Тень скользнула мимо меня к лифту, и даже показалось в полумраке, что помахала мне на прощанье рукой, наполнив тяжелый воздух этажа ароматом загадочной туалетной воды. Вот и она, Галина Арчибальдовна. Уходит. Может, ей, наконец, наскучило однообразие в работе, и она хочет каким-то способом отвлечься? Но я для нее всего лишь подчиненный...а с другой стороны, ну и что, с подчиненным в самый раз. И ведь все условия есть: отдельный кабинет с диваном, и стол огромный, и время...завела бы меня к себе, толкнула на стол, освободилась от ненавистного нижнего белья, а меня и заставлять не надо было бы, что дальше делать, знаю...

Нет, пошла к своему мужу, с которым живет где-то в одном из бесчисленных блоков Главного здания. Пошла, чтобы провести вечер в его обществе, а завтра опять с утра на работу...чертова реальность бытия. Скука.

Столько соблазнов вокруг тебя в этом романтичном 20-м веке, в этом мире, где ты родился...На каждом этаже. Каждую минуту дежурства. Каждую минуту жизни.

Полумрак и сонное состояние этажа, пока нет ни одной живой души, начинает играть со мной злую шутку. Сейчас диван располагает к полной неподвижности и сонному состоянию. Мне иногда кажется, что он – прямой посланник Морфея, насылает какие-то сонные волны...стоит молча, но такое ощущение, что его распирает сказать мне что-нибудь.

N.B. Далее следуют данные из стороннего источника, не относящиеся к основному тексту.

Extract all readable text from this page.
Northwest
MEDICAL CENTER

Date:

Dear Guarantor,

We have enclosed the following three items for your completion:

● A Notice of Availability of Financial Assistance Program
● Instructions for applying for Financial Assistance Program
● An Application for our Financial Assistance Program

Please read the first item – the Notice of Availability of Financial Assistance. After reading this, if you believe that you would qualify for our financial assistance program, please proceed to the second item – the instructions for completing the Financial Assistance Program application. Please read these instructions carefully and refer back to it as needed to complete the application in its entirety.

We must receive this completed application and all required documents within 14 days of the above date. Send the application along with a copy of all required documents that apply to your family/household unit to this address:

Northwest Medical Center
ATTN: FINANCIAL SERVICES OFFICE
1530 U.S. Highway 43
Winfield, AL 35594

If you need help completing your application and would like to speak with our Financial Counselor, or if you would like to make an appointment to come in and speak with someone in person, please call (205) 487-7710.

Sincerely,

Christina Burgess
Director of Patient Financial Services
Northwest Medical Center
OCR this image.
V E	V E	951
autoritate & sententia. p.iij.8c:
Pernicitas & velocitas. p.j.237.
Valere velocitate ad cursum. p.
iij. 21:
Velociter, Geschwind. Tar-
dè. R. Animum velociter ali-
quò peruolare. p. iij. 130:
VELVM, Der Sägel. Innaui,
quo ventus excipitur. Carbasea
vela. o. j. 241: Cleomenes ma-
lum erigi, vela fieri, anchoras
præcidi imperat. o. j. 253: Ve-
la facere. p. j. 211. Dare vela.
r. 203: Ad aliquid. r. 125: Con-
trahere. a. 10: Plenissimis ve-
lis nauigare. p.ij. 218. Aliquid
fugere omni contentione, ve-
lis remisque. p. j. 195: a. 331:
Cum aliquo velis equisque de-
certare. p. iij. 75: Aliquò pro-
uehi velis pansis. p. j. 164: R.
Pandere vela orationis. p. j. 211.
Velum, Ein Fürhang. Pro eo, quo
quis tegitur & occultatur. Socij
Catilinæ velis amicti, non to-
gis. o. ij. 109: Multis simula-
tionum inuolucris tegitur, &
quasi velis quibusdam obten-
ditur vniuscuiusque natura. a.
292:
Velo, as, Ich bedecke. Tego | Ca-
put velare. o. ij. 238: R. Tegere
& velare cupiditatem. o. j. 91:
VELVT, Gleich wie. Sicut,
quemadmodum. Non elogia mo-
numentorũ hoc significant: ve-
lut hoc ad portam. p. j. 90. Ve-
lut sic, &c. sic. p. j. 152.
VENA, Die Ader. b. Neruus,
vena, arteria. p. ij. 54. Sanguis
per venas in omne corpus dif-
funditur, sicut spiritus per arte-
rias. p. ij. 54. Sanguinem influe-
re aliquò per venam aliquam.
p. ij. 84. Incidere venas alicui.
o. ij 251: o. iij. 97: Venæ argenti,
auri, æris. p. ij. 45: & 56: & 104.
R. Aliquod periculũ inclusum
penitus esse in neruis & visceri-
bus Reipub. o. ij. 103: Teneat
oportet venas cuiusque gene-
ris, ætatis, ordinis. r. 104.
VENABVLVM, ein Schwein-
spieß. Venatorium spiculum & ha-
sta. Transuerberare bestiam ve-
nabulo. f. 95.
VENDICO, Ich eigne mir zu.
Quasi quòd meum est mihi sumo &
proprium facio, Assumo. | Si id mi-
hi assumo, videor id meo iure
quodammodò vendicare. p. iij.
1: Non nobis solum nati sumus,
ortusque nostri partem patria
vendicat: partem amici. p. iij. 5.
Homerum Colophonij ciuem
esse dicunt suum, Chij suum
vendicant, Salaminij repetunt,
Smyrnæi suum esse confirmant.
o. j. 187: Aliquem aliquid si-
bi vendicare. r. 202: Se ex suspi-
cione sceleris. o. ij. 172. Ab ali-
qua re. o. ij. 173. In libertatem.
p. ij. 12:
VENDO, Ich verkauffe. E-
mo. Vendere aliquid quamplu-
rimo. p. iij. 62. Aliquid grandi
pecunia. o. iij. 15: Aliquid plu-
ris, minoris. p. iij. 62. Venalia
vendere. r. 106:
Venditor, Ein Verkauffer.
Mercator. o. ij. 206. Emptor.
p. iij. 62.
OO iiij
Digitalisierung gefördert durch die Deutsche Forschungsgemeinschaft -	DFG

Надо бы размяться, походить. На ужин в столовку зоны Б сегодня не пойду, решаю я, и от нечего делать "инспектирую", так сказать, длинный коридор своего этажа.

Слева и справа по ходу – сплошные одинаковые двери блоков с номерами. Кого-то я пока не знаю, кого-то вижу редко. Но со всеми симпатичными людьми уже давно знаком. Вот блок 912, здесь живет та самая Атика. После ее блока идут обиталища нескольких семейных пар с детьми и без них. Из-под двери блока, где живет семейная пара из ГДР, вдруг валит густой пар. Сам собой приоткрывается почтовый ящик, что на двери, и оттуда...свят-свят...какая-то лапа зеленая, чешуйчатая...похожая на лапу хамелеона.

Ускоряю шаг.

Посреди коридора выделяется своими размытыми витражами дверь телехолла с одиноко стоящим в нем телевизором. Этот телевизор никак не гармонирует с кучей удобных диванчиков и кресел, которыми загроможден телехолл. Кресла из другой эпохи, сталинской, из 1953 года, и пропахли они конкретно тем Временем. А телевизор ламповый, большой и неуклюжий, из семидесятых. Частенько, за неимением свободных блоков, ночные коменданты спят именно здесь.

Коридор упирается в запасной выход, за его всегда запертой дверью проход на запасную лестницу и к кабинету начальника корпуса. Слева от двери – малая кухня.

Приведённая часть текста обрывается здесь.